BACKGROUND: Myocardial strain is a measure of regional deformation, and by definition, negative strain means shortening and positive strain, elongation. This study investigates whether myocardial strain can be measured by Doppler echocardiography as the time integral of regional velocity gradients, using sonomicrometry as reference method. METHODS AND RESULTS: In 13 anesthetized dogs, myocardial longitudinal strain was measured on apical images as the time integral of regional Doppler velocity gradients. Ultrasonic segment-length crystals were placed near the left ventricular (LV) apex and near the base.
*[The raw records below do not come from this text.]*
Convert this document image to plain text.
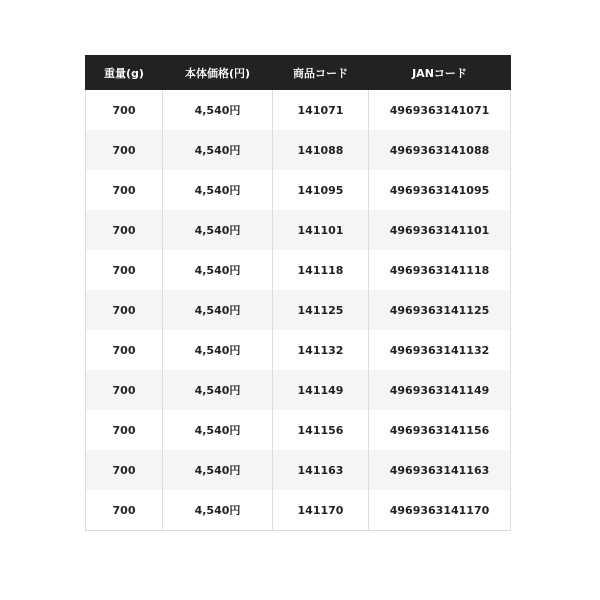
重量(g)	本体価格(円)	商品コード	JANコード
700	4,540円	141071	4969363141071
700	4,540円	141088	4969363141088
700	4,540円	141095	4969363141095
700	4,540円	141101	4969363141101
700	4,540円	141118	4969363141118
700	4,540円	141125	4969363141125
700	4,540円	141132	4969363141132
700	4,540円	141149	4969363141149
700	4,540円	141156	4969363141156
700	4,540円	141163	4969363141163
700	4,540円	141170	4969363141170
Apical ischemia was induced by occluding the left anterior descending coronary artery (LAD), and preload was increased by saline. Percentage systolic strain by Doppler correlated well with strain by sonomicrometry (y=0.82x-1.79, r=0.92, P<0.01). During LAD occlusion, apical myocardium became dyskinetic, as indicated by positive strain values and negative Doppler velocities. At the LV base, myocardial strain by Doppler, strain by sonomicrometry, and velocity of shortening by sonomicrometry (dL/dt) were unchanged during apical ischemia. However, myocardial Doppler velocities at the base decreased from 4.2+/-0.7 (+/-SEM) to 2.7+/-0. 4 cm/s (P<0.05), probably reflecting loss of motion caused by tethering to apical segments. Volume loading increased myocardial Doppler velocities from 2.2+/-0.3 to 4.1+/-0.8 cm/s (P<0.05) and Doppler-derived strain from -12+/-1% to -22+/-2% (P<0.05), whereas peak LV elastance remained unchanged. CONCLUSIONS: Myocardial strain by Doppler echocardiography may represent a new, powerful method for quantifying regional myocardial function and is less influenced by tethering effects than Doppler tissue imaging. Like myocardial Doppler velocities, strain is markedly load-dependent.